According to Kurdish officials, Islamic State fighters now appear to be falling back on several fronts, as peshmerga forces approach both the dam and the city of Mosul, which is the capital of Nineveh province. In their wake, they have left mines to slow the progress of Kurdish and Iraqi government forces following in their tracks. The Kurdish advance appeared to have been halted Sunday afternoon, as local fighters and officials said they were awaiting teams to clear the way to the dam.

Still, in Alqosh, at the military base from where the operations to retake the dam originated, there was a decidedly optimistic attitude among the government fighters. Several offered to speak to reporters visiting the area but only if they were not identified because they were not authorized to comment publicly.

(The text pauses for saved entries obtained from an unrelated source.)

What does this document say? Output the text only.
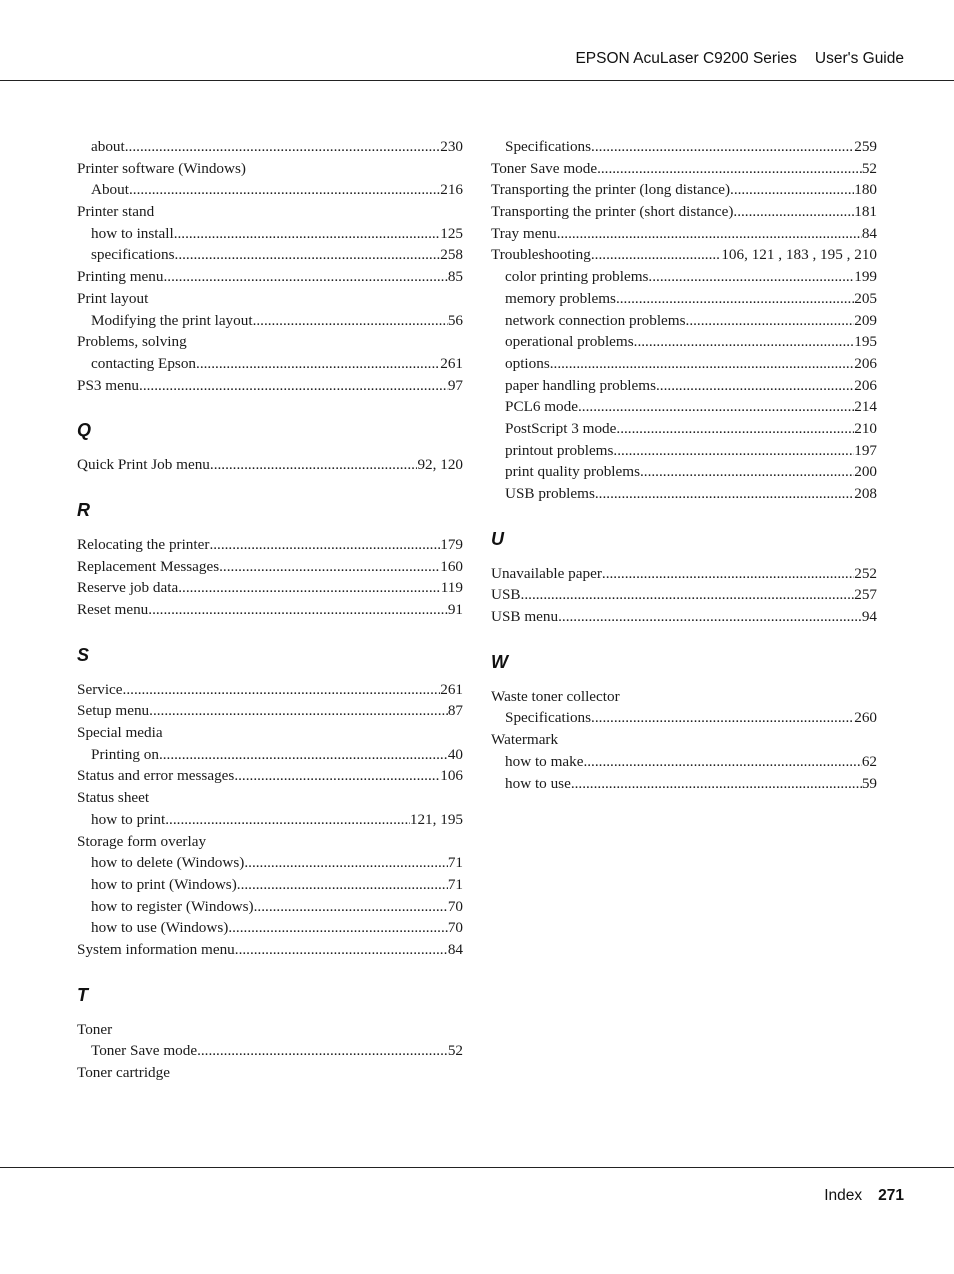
EPSON AcuLaser C9200 Series User's Guide
about .....	230
Printer software (Windows)
About .....	216
Printer stand
how to install .....	125
specifications .....	258
Printing menu .....	85
Print layout
Modifying the print layout .....	56
Problems, solving
contacting Epson .....	261
PS3 menu .....	97
Q
Quick Print Job menu .....	92, 120
R
Relocating the printer .....	179
Replacement Messages .....	160
Reserve job data .....	119
Reset menu .....	91
S
Service .....	261
Setup menu .....	87
Special media
Printing on .....	40
Status and error messages .....	106
Status sheet
how to print .....	121, 195
Storage form overlay
how to delete (Windows) .....	71
how to print (Windows) .....	71
how to register (Windows) .....	70
how to use (Windows) .....	70
System information menu .....	84
T
Toner
Toner Save mode .....	52
Toner cartridge
Specifications .....	259
Toner Save mode .....	52
Transporting the printer (long distance) .....	180
Transporting the printer (short distance) .....	181
Tray menu .....	84
Troubleshooting .....	106, 121 , 183 , 195 , 210
color printing problems .....	199
memory problems .....	205
network connection problems .....	209
operational problems .....	195
options .....	206
paper handling problems .....	206
PCL6 mode .....	214
PostScript 3 mode .....	210
printout problems .....	197
print quality problems .....	200
USB problems .....	208
U
Unavailable paper .....	252
USB .....	257
USB menu .....	94
W
Waste toner collector
Specifications .....	260
Watermark
how to make .....	62
how to use .....	59
Index 271
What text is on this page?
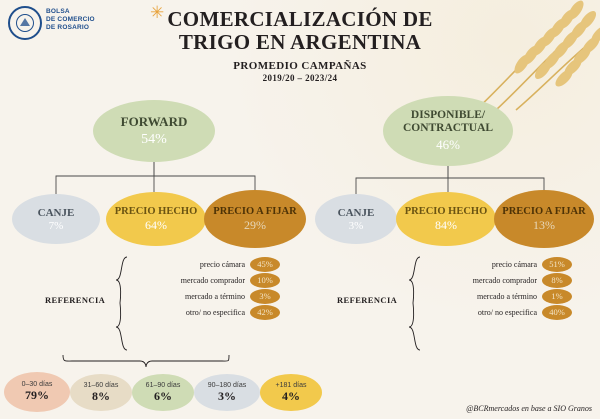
BOLSA
DE COMERCIO
DE ROSARIO
✳ COMERCIALIZACIÓN DE
TRIGO EN ARGENTINA
PROMEDIO CAMPAÑAS
2019/20 – 2023/24
FORWARD
54%
CANJE
7%
PRECIO HECHO
64%
PRECIO A FIJAR
29%
DISPONIBLE/
CONTRACTUAL
46%
CANJE
3%
PRECIO HECHO
84%
PRECIO A FIJAR
13%
REFERENCIA
precio cámara	45%
mercado comprador	10%
mercado a término	3%
otro/ no especifica	42%
REFERENCIA
precio cámara	51%
mercado comprador	8%
mercado a término	1%
otro/ no especifica	40%
0–30 días
79%
31–60 días
8%
61–90 días
6%
90–180 días
3%
+181 días
4%
@BCRmercados en base a SIO Granos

The soldiers spoke of an imminent victory at the dam as military vehicles passed in and out of the checkpoint area.

Officials also spoke confidently about the re-energized peshmerga forces.

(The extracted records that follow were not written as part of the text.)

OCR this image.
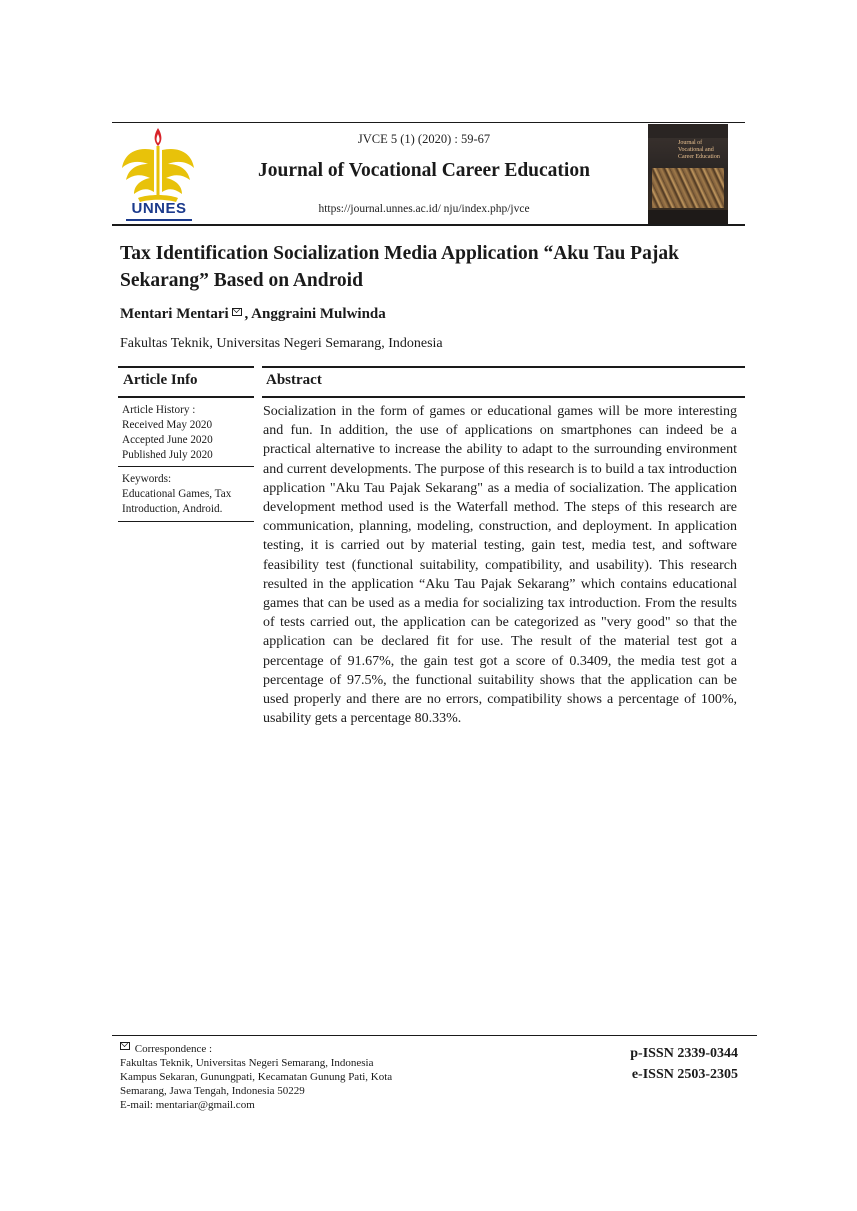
UNNES
JVCE 5 (1) (2020) : 59-67
Journal of Vocational Career Education
https://journal.unnes.ac.id/ nju/index.php/jvce
Journal of Vocational and Career Education
Tax Identification Socialization Media Application “Aku Tau Pajak Sekarang” Based on Android
Mentari Mentari , Anggraini Mulwinda
Fakultas Teknik, Universitas Negeri Semarang, Indonesia
Article Info	Abstract
Article History :
Received May 2020
Accepted June 2020
Published July 2020
Keywords:
Educational Games, Tax
Introduction, Android.
Socialization in the form of games or educational games will be more interesting and fun. In addition, the use of applications on smartphones can indeed be a practical alternative to increase the ability to adapt to the surrounding environment and current developments. The purpose of this research is to build a tax introduction application "Aku Tau Pajak Sekarang" as a media of socialization. The application development method used is the Waterfall method. The steps of this research are communication, planning, modeling, construction, and deployment. In application testing, it is carried out by material testing, gain test, media test, and software feasibility test (functional suitability, compatibility, and usability). This research resulted in the application “Aku Tau Pajak Sekarang” which contains educational games that can be used as a media for socializing tax introduction. From the results of tests carried out, the application can be categorized as "very good" so that the application can be declared fit for use. The result of the material test got a percentage of 91.67%, the gain test got a score of 0.3409, the media test got a percentage of 97.5%, the functional suitability shows that the application can be used properly and there are no errors, compatibility shows a percentage of 100%, usability gets a percentage 80.33%.
Correspondence :
Fakultas Teknik, Universitas Negeri Semarang, Indonesia
Kampus Sekaran, Gunungpati, Kecamatan Gunung Pati, Kota
Semarang, Jawa Tengah, Indonesia 50229
E-mail: mentariar@gmail.com
p-ISSN 2339-0344
e-ISSN 2503-2305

"There is some fighting in different places in the area, but the peshmerga has moved easily forward," said Duraid Hikmat Tobia, a minority affairs adviser to the governor of Nineveh province. "The problem is the mines - they cannot move quickly because they are afraid to hit them."

"Still," he added, "I think tonight or tomorrow the Mosul Dam will be controlled by the peshmerga."

The dam sits on the Tigris River roughly 30 miles from Mosul and is a crucial source of electricity for Mosul as well as a control point for the water supply for a larger area. After the dam fell this month, officials worried that if it failed a 65-foot wave of water could be released over northern Iraq.

But rather than use the dam as a weapon against residents of the region, the militants continued to produce electricity and maintain the site.